Abstract
The Company has recently completed the first stage of a large-scale program for production of hard-to-recover (HTR) oil reserves from standard terrigenous reservoirs. This program is being worked on within the framework of the Optimal Completion Technologies and Operation Parameters of Oil Wells in Low-Productivity Reservoirs technology project implemented within the Company's perimeter. A high-rate hybrid multistage hydraulic fracturing was successfully performed on a number of horizontal wells at the Achimov Formation reservoirs thus confirming the ambitious well productivity plans.
The primary goal of the project was to verify the hypothesis that the sweep area can be increased by means of a high-rate hybrid hydraulic fracturing; the next goal is to check the hypothesis that a developed network of fractures, or stimulate reservoir volume (SRV), can be formed at a hydraulic fracturing injection rate exceeding the standard values by 3-4 times. Keeping in mind the tasks of increasing the drainage area and connecting separate zones of highly compartmentalized reservoirs with each other, the basic hydraulic fracturing technology for the design purposes was a high-rate hybrid hydraulic fracturing with an injection rate of up to 12 m3/min and a combined schedule.
At the preparatory data processing and interpretation stage, issues in each discipline involved – petrophysics, geology, geomechanics, and hydrodynamics – were worked out in detail and modeled. The design project of a high-rate hybrid hydraulic fracturing treatment has undergone many optimization iterations in the Planar 3D module, with further testing of the anticipated effects on a hydrodynamic simulator using unstructured three-dimensional PEBI grids. As a result of multi-variant modeling performed by a cross-functional team, a universal hydraulic fracturing design was created which predicted high efficiency of the treatment to create both the SRV and the planar fractures. To make the results of the performed pilot work more reliable, a wide range of studies was performed including production logging tests in horizontal wells with various completion systems. While assessing whether formation of the SRV is possible, downhole micro-seismic monitoring was performed, and downhole pressure was measured at neighboring wells.
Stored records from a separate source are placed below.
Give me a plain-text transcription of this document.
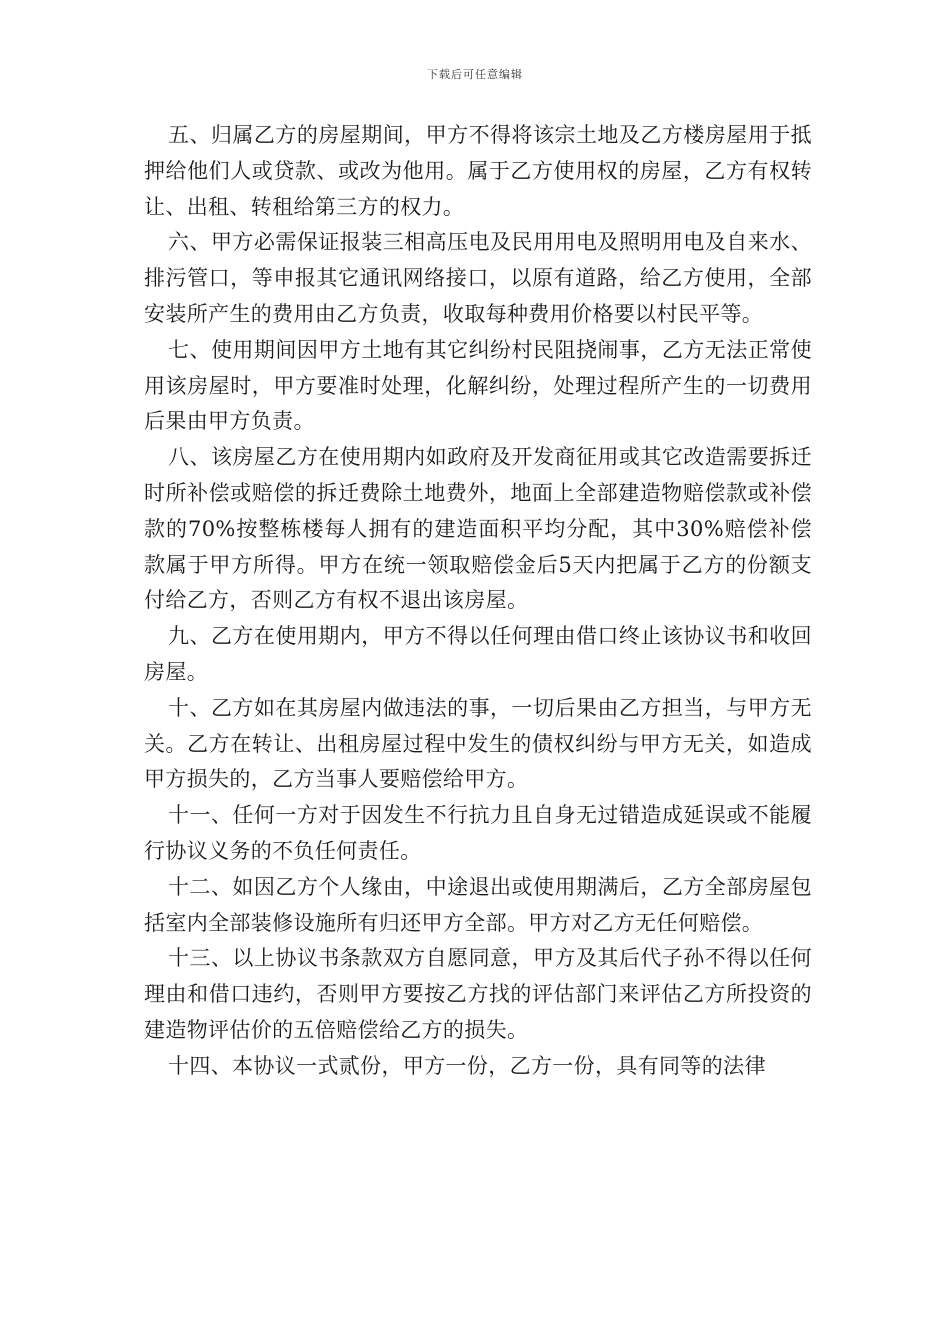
下载后可任意编辑

五、归属乙方的房屋期间，甲方不得将该宗土地及乙方楼房屋用于抵押给他们人或贷款、或改为他用。属于乙方使用权的房屋，乙方有权转让、出租、转租给第三方的权力。

六、甲方必需保证报装三相高压电及民用用电及照明用电及自来水、排污管口，等申报其它通讯网络接口，以原有道路，给乙方使用，全部安装所产生的费用由乙方负责，收取每种费用价格要以村民平等。

七、使用期间因甲方土地有其它纠纷村民阻挠闹事，乙方无法正常使用该房屋时，甲方要准时处理，化解纠纷，处理过程所产生的一切费用后果由甲方负责。

八、该房屋乙方在使用期内如政府及开发商征用或其它改造需要拆迁时所补偿或赔偿的拆迁费除土地费外，地面上全部建造物赔偿款或补偿款的70%按整栋楼每人拥有的建造面积平均分配，其中30%赔偿补偿款属于甲方所得。甲方在统一领取赔偿金后5天内把属于乙方的份额支付给乙方，否则乙方有权不退出该房屋。

九、乙方在使用期内，甲方不得以任何理由借口终止该协议书和收回房屋。

十、乙方如在其房屋内做违法的事，一切后果由乙方担当，与甲方无关。乙方在转让、出租房屋过程中发生的债权纠纷与甲方无关，如造成甲方损失的，乙方当事人要赔偿给甲方。

十一、任何一方对于因发生不行抗力且自身无过错造成延误或不能履行协议义务的不负任何责任。

十二、如因乙方个人缘由，中途退出或使用期满后，乙方全部房屋包括室内全部装修设施所有归还甲方全部。甲方对乙方无任何赔偿。

十三、以上协议书条款双方自愿同意，甲方及其后代子孙不得以任何理由和借口违约，否则甲方要按乙方找的评估部门来评估乙方所投资的建造物评估价的五倍赔偿给乙方的损失。

十四、本协议一式贰份，甲方一份，乙方一份，具有同等的法律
In the real conditions of the tested target reservoir, formation of the SRV was not confirmed at the actual injection parameters. The Planar 3D module, coupled with the hydrodynamic simulator, is an efficient tool to optimize design of the hybrid hydraulic fracturing treatment. The giant half-lengths of planar fractures predicted in the hydraulic fracturing modeling software have been proved by micro-seismic monitoring and pressure response at submersible pumps of the neighboring wells. At one of the stages, a high-rate hydraulic fracturing with 125 tons of proppant was performed entirely with a hydraulic fracturing fluid based 100% on a synthetic gelatinizing agent which showed the greatest fracture length. The Company pays great attention to this technology solution too – several tests have been initiated with respect to ‘pure’ hydraulic fracturing fluids, and work is underway to develop guideline and methodology documentation on quality control.
Results of the project have changed the vision of optimal methods for stimulation of the Achimov low-permeability reservoirs. In the absence of the SRV, formation of long planar fractures by means of a system of horizontal wells with low-density spacing can increase economic viability of currently uneconomical fields or separate reservoirs (zones).
The novelty of this work consists in the achieved level of integration of model values from various disciplines with the actual data. The initial and current parameters of stimulated wells demonstrate a broad perspective for optimizing the HTR reserves development system for a standard terrigenous reservoir. Successful reservoir stimulation by high-rate hybrid multistage hydraulic fracturing (MSF) opens the way to even bigger projects that envisage drilling horizontal holes up to 2,000 m long and building wells of the TAML-3 level of complexity.